Performance Implications
-------------------------

In essence, the choice comes down to where you want to spend your overhead
budget:

- **``none``** --- Lowest per-transfer latency (descriptor already in HBM), but
  each descriptor consumes HBM bandwidth on first fetch and HBM capacity
  permanently.
- **``swdge``** --- Flexible but uses GpSimd cycles. In GpSimd-bound kernels
  this can become a bottleneck.
- **``hwdge``** --- ~600 ns per instruction. When triggered from Scalar Engine,
  descriptor generation overlaps with earlier compute instructions in the
  pipeline, effectively hiding the cost. Frees GpSimd for other work.
- **``unknown``** --- The compiler applies heuristics to pick the best mode for
  the target and workload. Start here and only override after profiling.

In summary, use ``unknown`` until profiling tells you otherwise, then
switch to the specific mode that addresses the bottleneck you observe.


Code Examples
--------------

Static copy (no DGE)
^^^^^^^^^^^^^^^^^^^^^

.. code-block:: python

   import neuronxcc.nki.isa as nisa

   # Pre-computed descriptors — addresses fully known at compile time
   nisa.dma_copy(dst=sbuf_tile, src=hbm_tensor,
                 dge_mode=nisa.dge_mode.none,
                 name="static_load")

Software DGE copy with dynamic address
^^^^^^^^^^^^^^^^^^^^^^^^^^^^^^^^^^^^^^^^

.. code-block:: python

   import neuronxcc.nki.isa as nisa

   # GpSimd generates the descriptor at runtime
   nisa.dma_copy(dst=sbuf_tile, src=hbm_tensor,
                 dge_mode=nisa.dge_mode.swdge,
                 name="dynamic_load")

Hardware DGE copy
^^^^^^^^^^^^^^^^^^

.. code-block:: python

   import neuronxcc.nki.isa as nisa

   # Hardware DGE block generates the descriptor (NeuronCore-v3+)
   nisa.dma_copy(dst=sbuf_tile, src=hbm_tensor,
                 dge_mode=nisa.dge_mode.hwdge,
                 name="hwdge_load")

Hardware DGE transpose
^^^^^^^^^^^^^^^^^^^^^^^

.. code-block:: python

   import neuronxcc.nki.isa as nisa

   # src must be [16, ...] with last dim divisible by 128, 2-byte dtype
   nisa.dma_transpose(dst=sbuf_tile, src=hbm_tensor,
                      dge_mode=nisa.dge_mode.hwdge,
                      name="hwdge_transpose")

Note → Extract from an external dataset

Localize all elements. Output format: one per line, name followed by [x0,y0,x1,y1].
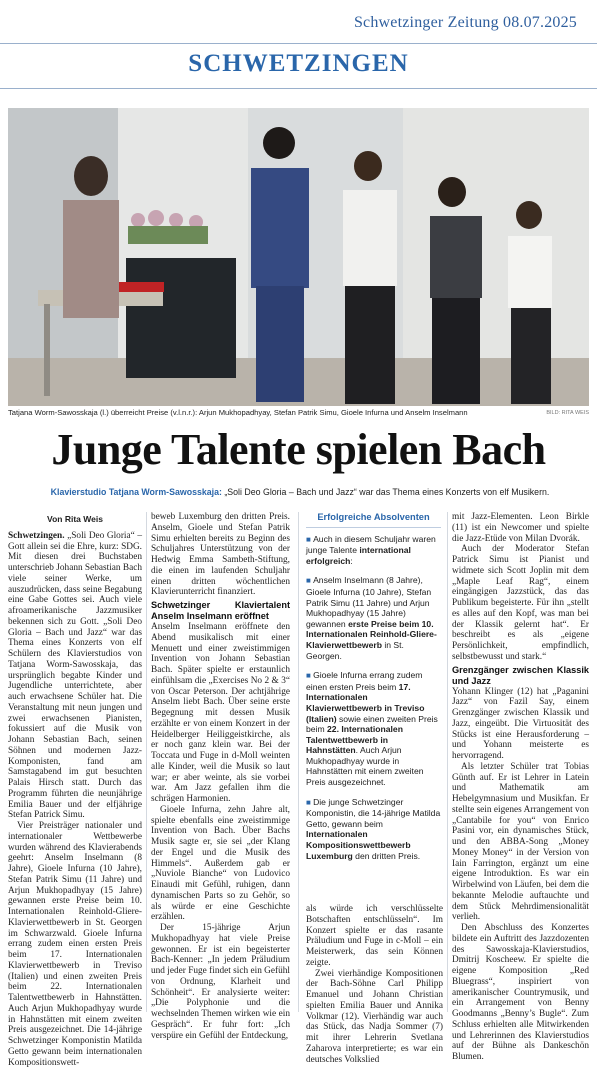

Software DGE indirect transpose (gather + transpose)
^^^^^^^^^^^^^^^^^^^^^^^^^^^^^^^^^^^^^^^^^^^^^^^^^^^^^^

.. code-block:: python

   import neuronxcc.nki.isa as nisa

   # indices is a 2-D uint32 SBUF tensor; src is on HBM
   # Effectively: dst = src[indices.T.flatten()[:src.shape[0]], :].T
   nisa.dma_transpose(dst=sbuf_tile, src=hbm_tensor[indices],
                      dge_mode=nisa.dge_mode.swdge,
                      name="gather_transpose")

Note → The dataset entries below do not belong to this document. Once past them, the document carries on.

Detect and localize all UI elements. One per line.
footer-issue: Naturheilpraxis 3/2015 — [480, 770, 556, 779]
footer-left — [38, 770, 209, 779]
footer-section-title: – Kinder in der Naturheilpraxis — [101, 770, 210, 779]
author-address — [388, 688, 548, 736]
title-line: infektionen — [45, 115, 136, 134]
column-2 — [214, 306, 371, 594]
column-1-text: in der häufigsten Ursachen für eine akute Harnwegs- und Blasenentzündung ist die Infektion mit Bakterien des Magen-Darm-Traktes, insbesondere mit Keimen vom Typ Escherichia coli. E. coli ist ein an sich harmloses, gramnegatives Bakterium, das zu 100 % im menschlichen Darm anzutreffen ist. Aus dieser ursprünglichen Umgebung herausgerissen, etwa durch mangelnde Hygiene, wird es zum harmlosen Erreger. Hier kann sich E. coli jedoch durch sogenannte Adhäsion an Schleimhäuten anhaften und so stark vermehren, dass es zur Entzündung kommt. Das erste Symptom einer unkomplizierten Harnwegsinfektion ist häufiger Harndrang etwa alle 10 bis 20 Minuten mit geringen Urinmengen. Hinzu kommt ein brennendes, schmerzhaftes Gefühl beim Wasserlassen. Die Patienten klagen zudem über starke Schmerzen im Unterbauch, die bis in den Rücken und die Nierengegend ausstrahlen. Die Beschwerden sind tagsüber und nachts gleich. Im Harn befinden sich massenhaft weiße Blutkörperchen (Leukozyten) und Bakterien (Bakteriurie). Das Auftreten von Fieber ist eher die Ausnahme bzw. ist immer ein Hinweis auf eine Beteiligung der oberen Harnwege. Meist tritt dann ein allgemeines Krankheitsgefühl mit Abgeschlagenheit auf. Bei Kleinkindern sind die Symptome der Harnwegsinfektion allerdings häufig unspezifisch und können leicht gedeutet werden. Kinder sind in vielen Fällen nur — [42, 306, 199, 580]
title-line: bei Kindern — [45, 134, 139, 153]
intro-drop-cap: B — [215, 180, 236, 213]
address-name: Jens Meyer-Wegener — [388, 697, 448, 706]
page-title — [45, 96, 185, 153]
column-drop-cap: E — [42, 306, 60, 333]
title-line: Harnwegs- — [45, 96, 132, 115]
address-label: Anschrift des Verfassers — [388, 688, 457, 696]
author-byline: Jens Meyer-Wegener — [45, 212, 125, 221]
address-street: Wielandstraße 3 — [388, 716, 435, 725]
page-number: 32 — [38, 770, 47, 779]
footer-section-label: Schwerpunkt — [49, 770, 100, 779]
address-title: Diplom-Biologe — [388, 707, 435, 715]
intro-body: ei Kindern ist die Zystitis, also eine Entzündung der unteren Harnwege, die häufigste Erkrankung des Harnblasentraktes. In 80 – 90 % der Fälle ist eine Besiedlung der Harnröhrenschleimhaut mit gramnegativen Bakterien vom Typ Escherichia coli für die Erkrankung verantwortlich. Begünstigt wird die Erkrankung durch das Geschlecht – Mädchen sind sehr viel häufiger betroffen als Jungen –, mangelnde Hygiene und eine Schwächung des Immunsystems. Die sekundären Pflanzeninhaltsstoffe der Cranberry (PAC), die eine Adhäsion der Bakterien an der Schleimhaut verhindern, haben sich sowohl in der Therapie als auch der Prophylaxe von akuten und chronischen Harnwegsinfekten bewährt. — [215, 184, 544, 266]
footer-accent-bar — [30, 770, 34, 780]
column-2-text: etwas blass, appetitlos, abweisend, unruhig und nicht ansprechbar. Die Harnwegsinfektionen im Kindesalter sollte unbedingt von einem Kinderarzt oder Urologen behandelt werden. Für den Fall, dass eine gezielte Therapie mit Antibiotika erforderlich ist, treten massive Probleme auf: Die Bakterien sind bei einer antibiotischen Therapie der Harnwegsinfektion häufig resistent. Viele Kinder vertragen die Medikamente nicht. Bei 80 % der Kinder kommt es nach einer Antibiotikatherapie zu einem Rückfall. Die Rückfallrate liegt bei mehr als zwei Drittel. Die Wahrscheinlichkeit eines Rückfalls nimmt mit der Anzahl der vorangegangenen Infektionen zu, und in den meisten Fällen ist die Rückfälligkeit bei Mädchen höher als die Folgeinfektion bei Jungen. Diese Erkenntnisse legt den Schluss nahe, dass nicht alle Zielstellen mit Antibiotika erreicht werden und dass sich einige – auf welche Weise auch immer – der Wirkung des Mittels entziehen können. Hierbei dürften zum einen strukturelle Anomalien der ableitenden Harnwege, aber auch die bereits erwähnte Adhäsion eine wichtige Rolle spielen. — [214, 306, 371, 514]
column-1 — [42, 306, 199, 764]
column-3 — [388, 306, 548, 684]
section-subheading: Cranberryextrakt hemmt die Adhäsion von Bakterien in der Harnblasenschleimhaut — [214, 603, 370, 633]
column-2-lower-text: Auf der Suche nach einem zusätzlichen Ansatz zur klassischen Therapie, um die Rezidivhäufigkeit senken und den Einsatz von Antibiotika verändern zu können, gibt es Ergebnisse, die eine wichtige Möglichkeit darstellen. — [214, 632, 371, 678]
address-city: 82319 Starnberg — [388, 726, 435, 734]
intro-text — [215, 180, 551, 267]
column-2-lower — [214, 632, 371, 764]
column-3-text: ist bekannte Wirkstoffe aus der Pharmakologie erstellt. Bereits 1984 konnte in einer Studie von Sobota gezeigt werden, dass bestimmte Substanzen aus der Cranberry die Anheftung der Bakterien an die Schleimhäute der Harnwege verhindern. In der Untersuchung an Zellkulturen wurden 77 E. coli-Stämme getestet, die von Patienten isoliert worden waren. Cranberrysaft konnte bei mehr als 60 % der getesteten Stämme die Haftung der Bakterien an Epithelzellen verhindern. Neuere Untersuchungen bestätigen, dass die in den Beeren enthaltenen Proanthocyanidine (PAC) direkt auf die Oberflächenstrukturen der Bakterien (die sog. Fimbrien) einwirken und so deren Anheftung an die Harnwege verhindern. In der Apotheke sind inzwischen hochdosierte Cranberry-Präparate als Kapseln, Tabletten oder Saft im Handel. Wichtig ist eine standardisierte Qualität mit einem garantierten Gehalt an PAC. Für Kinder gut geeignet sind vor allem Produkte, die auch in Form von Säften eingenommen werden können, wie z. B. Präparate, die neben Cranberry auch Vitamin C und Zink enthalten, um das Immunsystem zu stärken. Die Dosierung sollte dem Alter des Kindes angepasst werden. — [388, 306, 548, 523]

Compiler-selected mode (default)
^^^^^^^^^^^^^^^^^^^^^^^^^^^^^^^^^^

.. code-block:: python

   import neuronxcc.nki.isa as nisa

   # Let the compiler pick the best DGE mode
   nisa.dma_copy(dst=sbuf_tile, src=hbm_tensor,
                 name="auto_load")

   nisa.dma_transpose(dst=sbuf_tile, src=hbm_tensor,
                      name="auto_transpose")